Atravessávamos a floresta em silêncio. Ayla caminhava ao meu lado, segurando a menina pela mão. Aquele símbolo na palma dela ainda pulsava como um coração batendo fora de compasso, irradiando algo que parecia vivo. Eu não perguntei o que significava. Não ainda. Eu sabia que a verdade estava por vir, inevitável como o nascer do sol.
- Estamos longe o suficiente? - Quebrei o silêncio, minha voz soando mais dura do que pretendia.
Ayla parou abruptamente, seus olhos varrendo a escuridão ao nosso redor antes de balançar a cabeça.
- Por enquanto. Mas isso não vai durar muito.
Minha paciência estava no limite. Soltei um suspiro pesado e cruzei os braços.
- Certo. Agora chega. Você vai me dizer o que está acontecendo. E quero tudo, Ayla. Sem rodeios.

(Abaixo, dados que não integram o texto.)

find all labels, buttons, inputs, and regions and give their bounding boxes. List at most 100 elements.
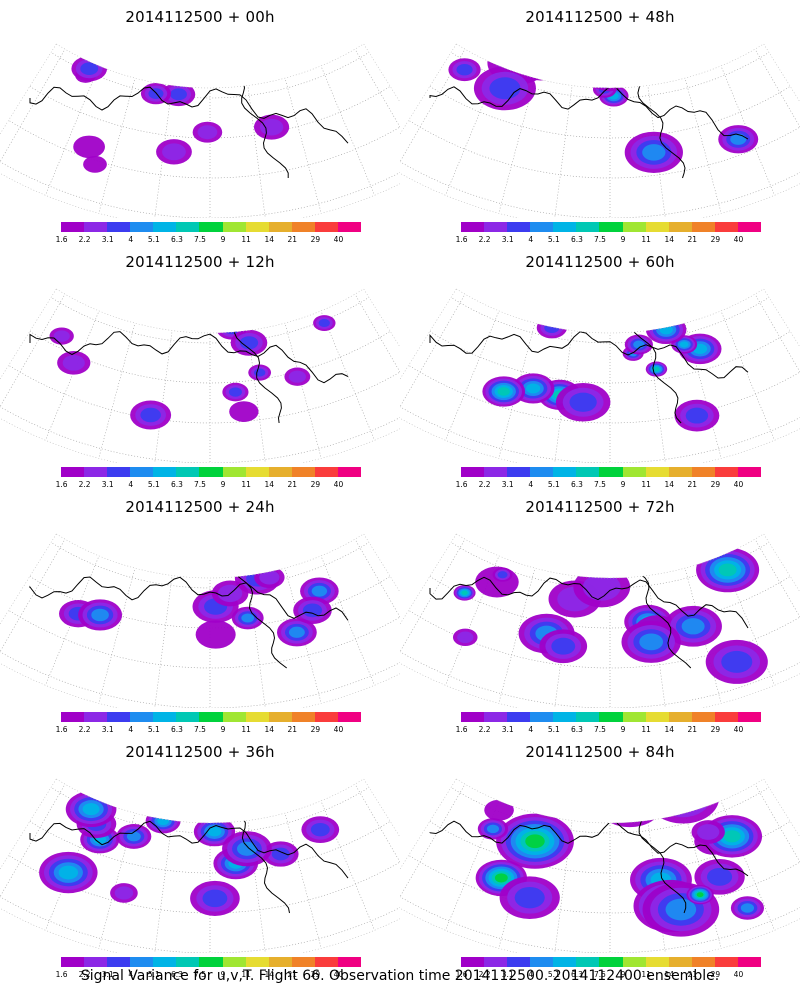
color-bar-label: 4 bbox=[128, 725, 134, 734]
color-swatch bbox=[714, 467, 738, 477]
color-bar-label: 7.5 bbox=[194, 725, 206, 734]
color-bar-label: 4 bbox=[528, 970, 534, 979]
color-bar-label: 1.6 bbox=[55, 480, 68, 489]
color-swatch bbox=[153, 712, 177, 722]
color-bar-label: 2.2 bbox=[78, 235, 91, 244]
color-swatch bbox=[599, 957, 623, 967]
color-bar bbox=[461, 467, 762, 477]
color-swatch bbox=[337, 712, 362, 722]
color-bar-label: 3.1 bbox=[501, 970, 514, 979]
color-bar-label: 6.3 bbox=[570, 970, 583, 979]
color-swatch bbox=[645, 712, 669, 722]
panel-title: 2014112500 + 60h bbox=[525, 253, 675, 271]
forecast-panel: 2014112500 + 24h 1.6 2.2 3.1 4 5.1 6.3 7.5 9 11 14… bbox=[0, 490, 400, 740]
color-bar-label: 29 bbox=[310, 725, 321, 734]
color-swatch bbox=[222, 222, 246, 232]
forecast-panel: 2014112500 + 72h 1.6 2.2 3.1 4 5.1 6.3 7.5 9 11 14… bbox=[400, 490, 800, 740]
color-bar-label: 21 bbox=[687, 970, 698, 979]
color-bar bbox=[461, 957, 762, 967]
color-bar-label: 11 bbox=[241, 235, 251, 244]
color-bar-label: 9 bbox=[620, 970, 626, 979]
color-bar-label: 3.1 bbox=[101, 235, 114, 244]
color-bar-label: 4 bbox=[528, 480, 534, 489]
color-bar-label: 2.2 bbox=[478, 235, 491, 244]
color-bar-label: 14 bbox=[664, 480, 674, 489]
color-swatch bbox=[714, 222, 738, 232]
color-bar-label: 1.6 bbox=[455, 480, 468, 489]
color-bar-label: 11 bbox=[641, 480, 651, 489]
color-swatch bbox=[268, 222, 292, 232]
panel-title: 2014112500 + 84h bbox=[525, 743, 675, 761]
color-bar-label: 6.3 bbox=[170, 970, 183, 979]
color-swatch bbox=[530, 222, 554, 232]
color-bar-labels: 1.6 2.2 3.1 4 5.1 6.3 7.5 9 11 14 21 29 40 bbox=[56, 480, 361, 490]
color-bar-label: 14 bbox=[264, 970, 274, 979]
color-bar-labels: 1.6 2.2 3.1 4 5.1 6.3 7.5 9 11 14 21 29 40 bbox=[456, 970, 761, 980]
color-bar-label: 40 bbox=[733, 970, 744, 979]
color-bar-label: 40 bbox=[733, 480, 744, 489]
color-swatch bbox=[507, 467, 531, 477]
color-swatch bbox=[337, 467, 362, 477]
color-swatch bbox=[176, 712, 200, 722]
color-bar-label: 14 bbox=[664, 235, 674, 244]
color-bar-label: 7.5 bbox=[594, 480, 606, 489]
color-swatch bbox=[314, 467, 338, 477]
color-bar-label: 14 bbox=[664, 970, 674, 979]
color-bar-label: 40 bbox=[333, 725, 344, 734]
color-bar-label: 21 bbox=[287, 235, 298, 244]
color-swatch bbox=[622, 467, 646, 477]
color-bar-label: 29 bbox=[310, 235, 321, 244]
color-bar-labels: 1.6 2.2 3.1 4 5.1 6.3 7.5 9 11 14 21 29 40 bbox=[456, 725, 761, 735]
color-swatch bbox=[130, 712, 154, 722]
color-swatch bbox=[222, 712, 246, 722]
polar-map bbox=[400, 43, 800, 218]
color-swatch bbox=[737, 957, 762, 967]
color-swatch bbox=[484, 712, 508, 722]
color-bar-label: 1.6 bbox=[55, 970, 68, 979]
color-bar-label: 3.1 bbox=[501, 480, 514, 489]
color-swatch bbox=[553, 712, 577, 722]
color-swatch bbox=[668, 712, 692, 722]
color-bar-label: 7.5 bbox=[194, 235, 206, 244]
color-bar-label: 2.2 bbox=[478, 725, 491, 734]
color-swatch bbox=[645, 222, 669, 232]
color-swatch bbox=[691, 222, 715, 232]
color-swatch bbox=[199, 712, 223, 722]
color-bar-label: 7.5 bbox=[194, 480, 206, 489]
color-swatch bbox=[576, 222, 600, 232]
color-bar-label: 3.1 bbox=[501, 235, 514, 244]
color-swatch bbox=[337, 957, 362, 967]
color-swatch bbox=[461, 712, 485, 722]
polar-map bbox=[0, 778, 400, 953]
color-bar-label: 11 bbox=[641, 970, 651, 979]
color-swatch bbox=[176, 957, 200, 967]
color-swatch bbox=[668, 467, 692, 477]
color-swatch bbox=[314, 712, 338, 722]
color-bar-label: 9 bbox=[620, 725, 626, 734]
color-bar-label: 3.1 bbox=[501, 725, 514, 734]
color-bar-label: 29 bbox=[710, 970, 721, 979]
color-swatch bbox=[530, 467, 554, 477]
color-bar-label: 11 bbox=[641, 725, 651, 734]
color-bar-label: 5.1 bbox=[547, 725, 560, 734]
color-bar-label: 5.1 bbox=[547, 970, 560, 979]
panel-title: 2014112500 + 48h bbox=[525, 8, 675, 26]
color-bar-label: 7.5 bbox=[594, 235, 606, 244]
color-swatch bbox=[107, 712, 131, 722]
color-bar-label: 9 bbox=[620, 235, 626, 244]
color-swatch bbox=[291, 957, 315, 967]
panel-title: 2014112500 + 72h bbox=[525, 498, 675, 516]
color-swatch bbox=[484, 467, 508, 477]
color-bar-label: 9 bbox=[620, 480, 626, 489]
color-bar-label: 5.1 bbox=[547, 480, 560, 489]
forecast-panel: 2014112500 + 48h 1.6 2.2 3.1 4 5.1 6.3 7.5 9 11 14… bbox=[400, 0, 800, 250]
color-swatch bbox=[222, 957, 246, 967]
color-bar-label: 29 bbox=[310, 480, 321, 489]
polar-map bbox=[0, 288, 400, 463]
forecast-panel: 2014112500 + 00h 1.6 2.2 3.1 4 5.1 6.3 7.5 9 11 14… bbox=[0, 0, 400, 250]
color-bar-label: 4 bbox=[528, 725, 534, 734]
color-swatch bbox=[461, 957, 485, 967]
color-swatch bbox=[84, 957, 108, 967]
color-bar-label: 2.2 bbox=[78, 970, 91, 979]
forecast-panel: 2014112500 + 60h 1.6 2.2 3.1 4 5.1 6.3 7.5 9 11 14… bbox=[400, 245, 800, 495]
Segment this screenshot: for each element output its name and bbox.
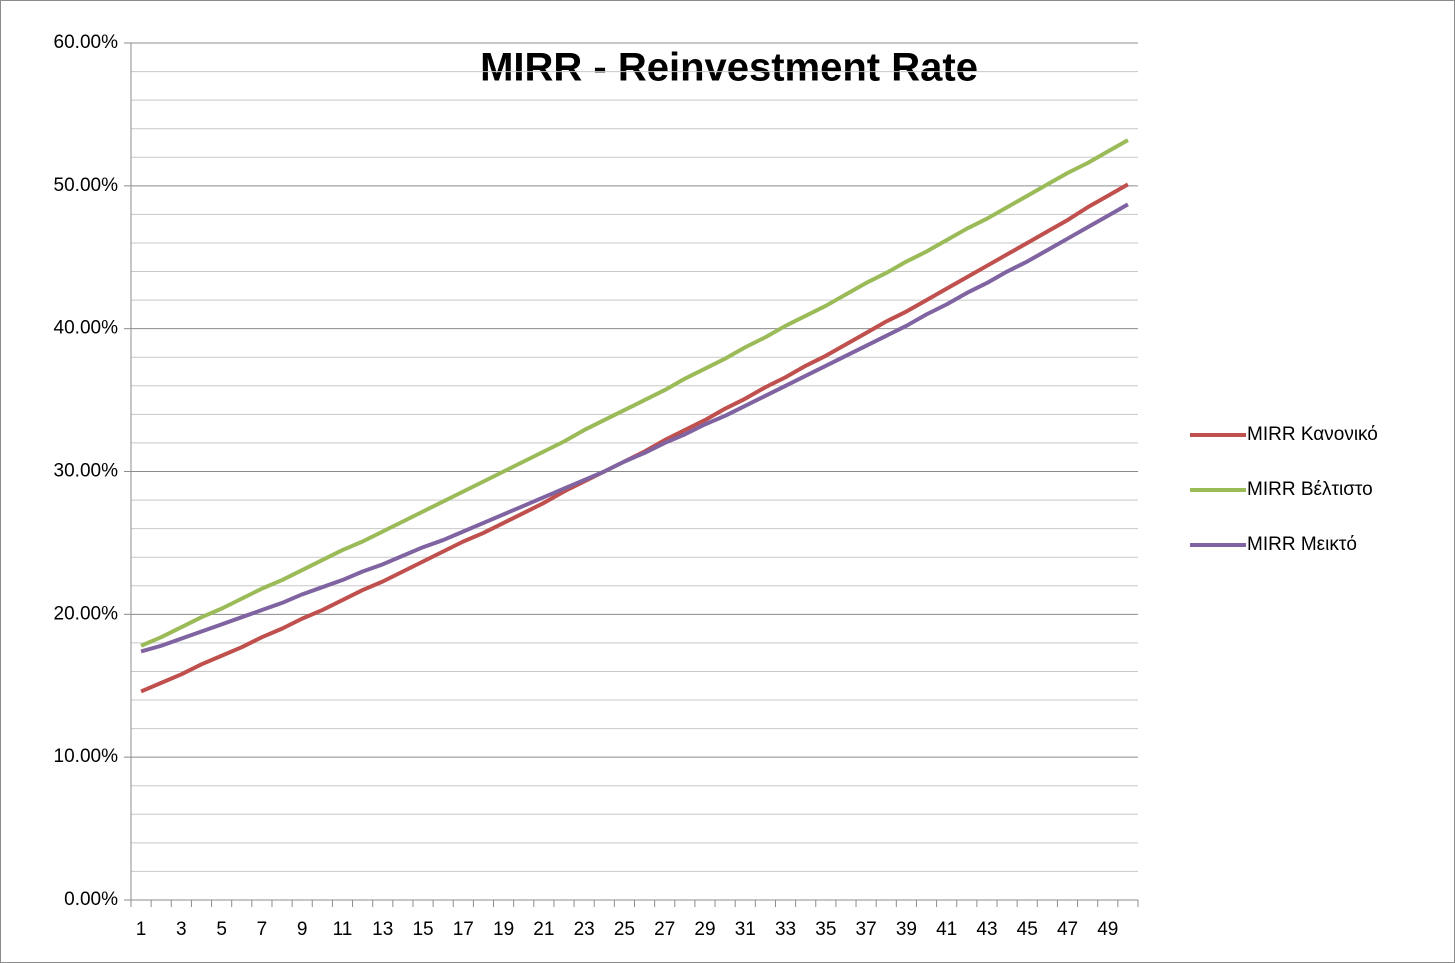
legend-label: MIRR Κανονικό — [1247, 424, 1378, 445]
x-tick-label: 49 — [1097, 919, 1118, 940]
x-tick-label: 13 — [372, 919, 393, 940]
y-tick-label: 20.00% — [54, 603, 119, 624]
x-tick-label: 3 — [176, 919, 187, 940]
x-tick-label: 43 — [976, 919, 997, 940]
x-tick-label: 39 — [896, 919, 917, 940]
x-tick-label: 37 — [856, 919, 877, 940]
series-line — [140, 202, 1129, 654]
x-tick-label: 27 — [654, 919, 675, 940]
x-tick-label: 45 — [1017, 919, 1038, 940]
legend-label: MIRR Μεικτό — [1247, 534, 1357, 555]
x-tick-label: 31 — [735, 919, 756, 940]
y-tick-label: 50.00% — [54, 175, 119, 196]
x-tick-label: 33 — [775, 919, 796, 940]
series-line — [140, 138, 1129, 648]
x-tick-label: 19 — [493, 919, 514, 940]
y-tick-label: 10.00% — [54, 746, 119, 767]
x-tick-label: 41 — [936, 919, 957, 940]
x-tick-label: 1 — [136, 919, 147, 940]
x-tick-label: 17 — [453, 919, 474, 940]
x-tick-label: 9 — [297, 919, 308, 940]
x-tick-label: 23 — [574, 919, 595, 940]
x-tick-label: 5 — [216, 919, 227, 940]
chart-title: MIRR - Reinvestment Rate — [480, 46, 978, 90]
y-tick-label: 40.00% — [54, 318, 119, 339]
x-tick-label: 11 — [333, 919, 353, 940]
x-tick-label: 29 — [694, 919, 715, 940]
x-tick-label: 15 — [412, 919, 433, 940]
y-tick-label: 30.00% — [54, 461, 119, 482]
y-tick-label: 0.00% — [64, 889, 118, 910]
x-tick-label: 47 — [1057, 919, 1078, 940]
y-tick-label: 60.00% — [54, 32, 119, 53]
x-tick-label: 7 — [257, 919, 268, 940]
x-tick-label: 35 — [815, 919, 836, 940]
x-tick-label: 25 — [614, 919, 635, 940]
x-tick-label: 21 — [533, 919, 554, 940]
legend-label: MIRR Βέλτιστο — [1247, 479, 1373, 500]
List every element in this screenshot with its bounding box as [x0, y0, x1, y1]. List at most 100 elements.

Os olhos dela encontraram os meus, mas havia algo ali - algo que me fez hesitar. Medo. Não de mim, mas de algo maior, algo que ela parecia carregar sozinha há muito tempo.
- Tudo bem. - Sua voz era um sussurro, mas tinha o peso de uma confissão. Ela soltou a mão da menina e deu um passo à frente. - Mas se prepare, Rick. O que vou te contar... vai mudar tudo.
Meu riso foi seco e carregado de descrença.
- Eu sempre estou preparado.
Mentira. E ela sabia disso.
Ayla parou diante de mim, os olhos brilhando com uma intensidade que me deixou desconfortável.
- Rick, sua linhagem não foi escolhida para liderar ou proteger como você sempre acreditou.
Franzi o cenho, irritado.
- Foi isso que me ensinaram. Somos fortes, os melhores. É o que somos.
Ela balançou a cabeça, sua voz baixa, mas afiada como uma lâmina.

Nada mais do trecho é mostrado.